The Legend or even perhaps The True Story
oan of Arc (Jeanne d'Arc or Jehanne Darc) is a French saint and national heroine, called the Maid of Orléans or the Maid of Lorraine. A farm girl, she began at a young age to hear the voices of St. Michael, St. Catherine, and St. Margaret. When she was about 16, the voices exhorted her to bear aid to the dauphin, later Charles VII of France, then kept from the throne by the English in the 100 years war. Joan journeyed in male attire to meet the dauphin and conquered his skepticism as to her divine mission. She was furnished with troops, but her leadership provided spirit and morale more than military prowes.
In May 1429 she raised the siege of Orléans, and in June she defeated the English at Patay. After considerable persuasion the dauphin agreed to be crowned at Rheims, and Joan was at the pinnacle of her fortunes. In Sept. 1429 she unsuccessfully besieged Paris. The following spring she went to relieve Compiègne but was captured by the Burgundians and sold to the English, who were eager for her death.
To escape responsibility, the English turned her over to the ecclesiastical court at Rouen, where she was tried for heresy and witchcraft by French clerics who supported the English. Probably her most serious crime was the claim of direct inspiration from God; in the eyes of the court this refusal to accept the church hierarchy constituted heresy.

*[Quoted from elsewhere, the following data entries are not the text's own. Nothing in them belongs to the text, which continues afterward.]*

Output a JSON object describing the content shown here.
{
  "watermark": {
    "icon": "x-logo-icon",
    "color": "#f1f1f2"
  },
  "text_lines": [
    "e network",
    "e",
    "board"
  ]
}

Only at the end of the lengthy trial did she recant. She was condemned to life imprisonment, but shortly afterward she retracted her abjuration. She was then turned over to the secular court as a relapsed heretic and was burned at the stake (May 30, 1431) in Rouen. The proceedings of the original trial were annulled in 1456.
Her career lent itself to numerous legends, and she has been represented in much art and literature. In 1450 the process of retrying Joan of Arc's case began under the direction of Guillaume Bouillé and on November 7, 1455 the opening session of the retrial ("Trial of Rehabilitation"), took place at the Notre Dame in Paris.

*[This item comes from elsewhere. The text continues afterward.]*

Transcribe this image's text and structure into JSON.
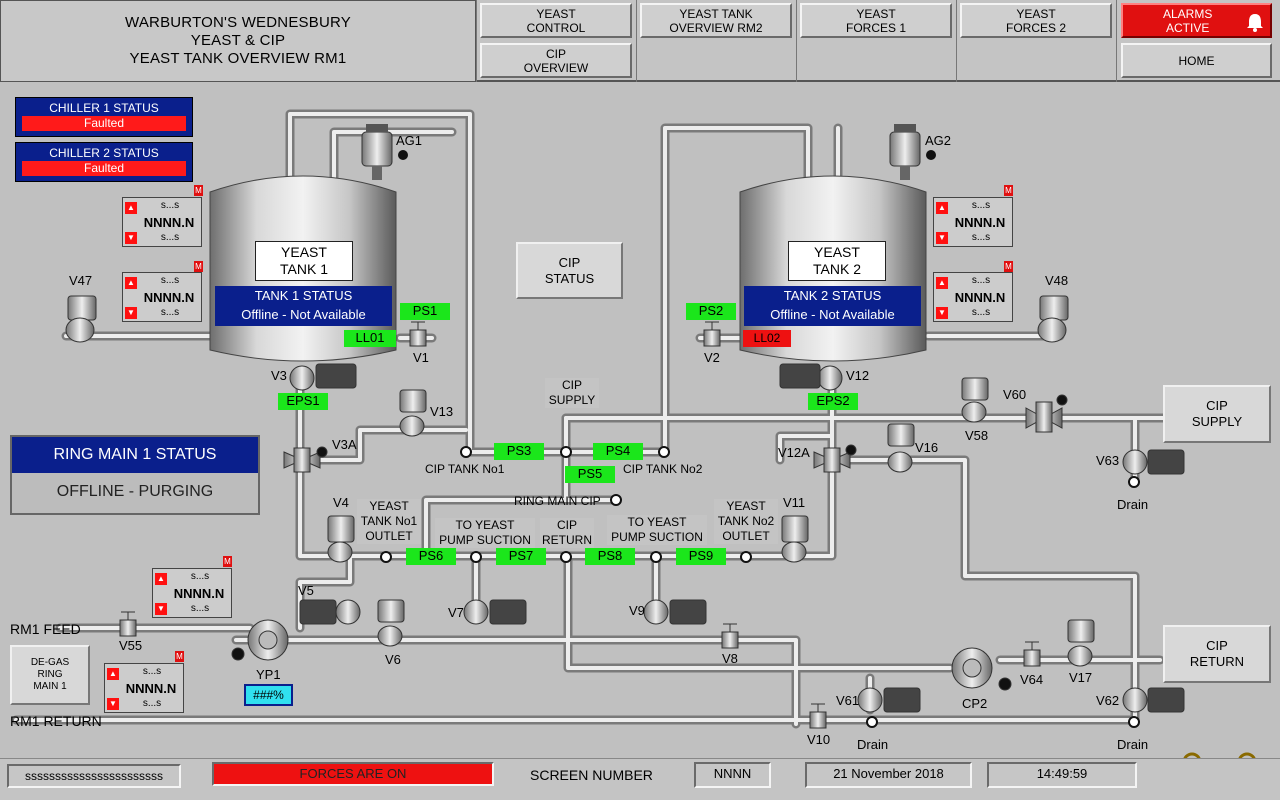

On July 2nd 1456 the plaintiffs formally asked the judges to annul the original verdict and to declare Joan innocent. At last at July 7th, 1456 there was a public announcement of the judgement of the Court, in which the original verdict is thrown out and Joan d'Arc is declared innocent.
In the movie there's talk about an old prophecy. I've looked around what I could find about that: "Louis De Conte remarks about the national prophecies:
"... a prophecy of Merlin’s more than 800 years old, was called to mind, which said that in a far future time France would be lost by a woman and restored by a woman. France was now, for the first time, lost - and by a woman, Isabel of Bavaria, her base Queen; doubtless this fair and pure young girl was commissioned of Heaven to complete the prophecy."

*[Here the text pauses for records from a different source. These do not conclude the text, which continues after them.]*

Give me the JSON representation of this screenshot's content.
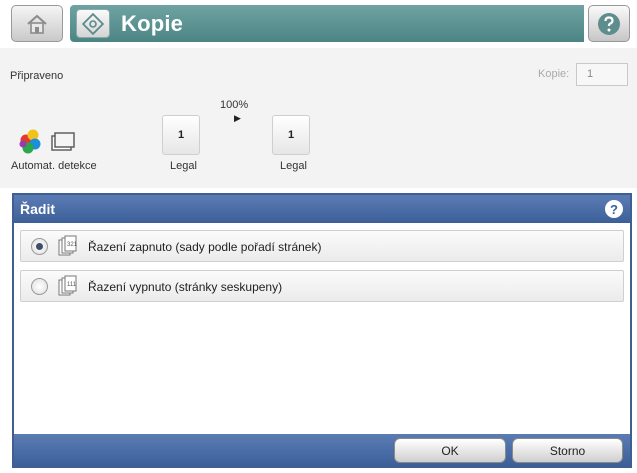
{
  "app": {
    "title": "Kopie"
  },
  "icons": {
    "home": "home-icon",
    "app": "copy-icon",
    "help": "help-icon"
  },
  "status": {
    "ready": "Připraveno",
    "copies_label": "Kopie:",
    "copies_value": "1",
    "color_mode_label": "Automat. detekce",
    "zoom": "100%",
    "source": {
      "pages": "1",
      "paper": "Legal"
    },
    "output": {
      "pages": "1",
      "paper": "Legal"
    }
  },
  "dialog": {
    "title": "Řadit",
    "options": [
      {
        "label": "Řazení zapnuto (sady podle pořadí stránek)",
        "selected": true
      },
      {
        "label": "Řazení vypnuto (stránky seskupeny)",
        "selected": false
      }
    ],
    "ok_label": "OK",
    "cancel_label": "Storno"
  },
  "colors": {
    "title_bar": "#5a9090",
    "dialog_bar": "#4a6ca5"
  }
}
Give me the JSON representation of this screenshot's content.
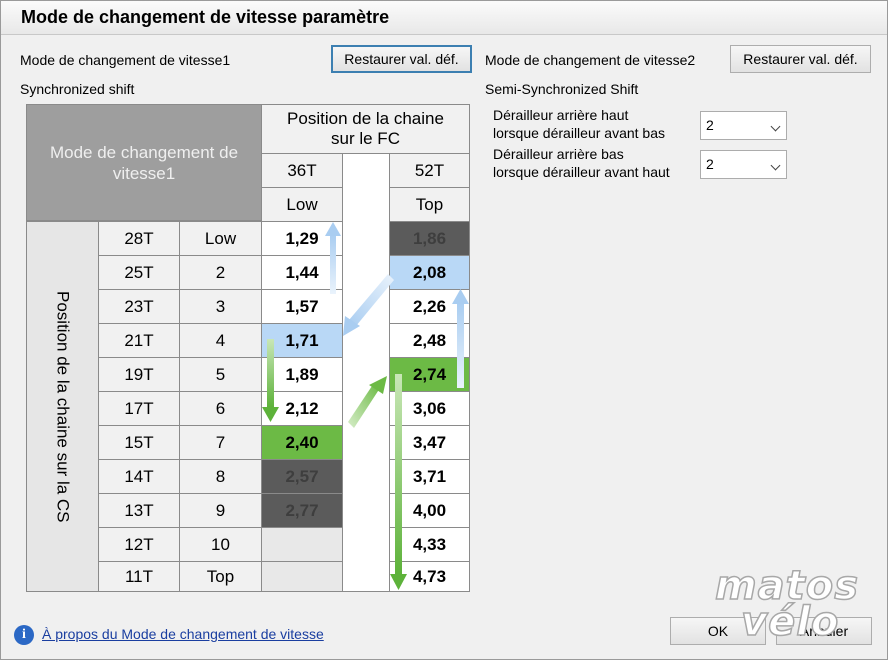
{
  "window": {
    "title": "Mode de changement de vitesse paramètre"
  },
  "mode1": {
    "label": "Mode de changement de vitesse1",
    "restore_label": "Restaurer val. déf.",
    "value": "Synchronized shift"
  },
  "mode2": {
    "label": "Mode de changement de vitesse2",
    "restore_label": "Restaurer val. déf.",
    "value": "Semi-Synchronized Shift",
    "rear_high_label_1": "Dérailleur arrière haut",
    "rear_high_label_2": "lorsque dérailleur avant bas",
    "rear_high_value": "2",
    "rear_low_label_1": "Dérailleur arrière bas",
    "rear_low_label_2": "lorsque dérailleur avant haut",
    "rear_low_value": "2"
  },
  "table": {
    "corner_label_1": "Mode de changement de",
    "corner_label_2": "vitesse1",
    "fc_header_1": "Position de la chaine",
    "fc_header_2": "sur le FC",
    "cs_header": "Position de la chaine sur la CS",
    "front": [
      {
        "teeth": "36T",
        "pos": "Low"
      },
      {
        "teeth": "52T",
        "pos": "Top"
      }
    ],
    "rows": [
      {
        "cog": "28T",
        "pos": "Low",
        "r36": "1,29",
        "r52": "1,86"
      },
      {
        "cog": "25T",
        "pos": "2",
        "r36": "1,44",
        "r52": "2,08"
      },
      {
        "cog": "23T",
        "pos": "3",
        "r36": "1,57",
        "r52": "2,26"
      },
      {
        "cog": "21T",
        "pos": "4",
        "r36": "1,71",
        "r52": "2,48"
      },
      {
        "cog": "19T",
        "pos": "5",
        "r36": "1,89",
        "r52": "2,74"
      },
      {
        "cog": "17T",
        "pos": "6",
        "r36": "2,12",
        "r52": "3,06"
      },
      {
        "cog": "15T",
        "pos": "7",
        "r36": "2,40",
        "r52": "3,47"
      },
      {
        "cog": "14T",
        "pos": "8",
        "r36": "2,57",
        "r52": "3,71"
      },
      {
        "cog": "13T",
        "pos": "9",
        "r36": "2,77",
        "r52": "4,00"
      },
      {
        "cog": "12T",
        "pos": "10",
        "r36": "",
        "r52": "4,33"
      },
      {
        "cog": "11T",
        "pos": "Top",
        "r36": "",
        "r52": "4,73"
      }
    ]
  },
  "footer": {
    "info_link": "À propos du Mode de changement de vitesse",
    "ok_label": "OK",
    "cancel_label": "Annuler"
  },
  "watermark": {
    "line1": "matos",
    "line2": "vélo"
  },
  "colors": {
    "accent_blue": "#b9d8f6",
    "accent_green": "#6cba45",
    "disabled_gray": "#5b5b5b",
    "header_gray": "#9e9e9e"
  }
}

"The opening captions of "Joan of Arc" dealing with the 'prophecy by Merlyn' did nothing to enhance the film's historicity. Yes, there was a prophecy which said that "France will be lost by a woman and saved by a virgin from the oak forests of Lorraine", and yes, this was brought up during the trial and by numerous people who met Jehanne during her military campaigns; but the prophecy is more credibly attributed to an English monk and historian named Baeda (the Venerable Bede), rather than the fictional Merlyn."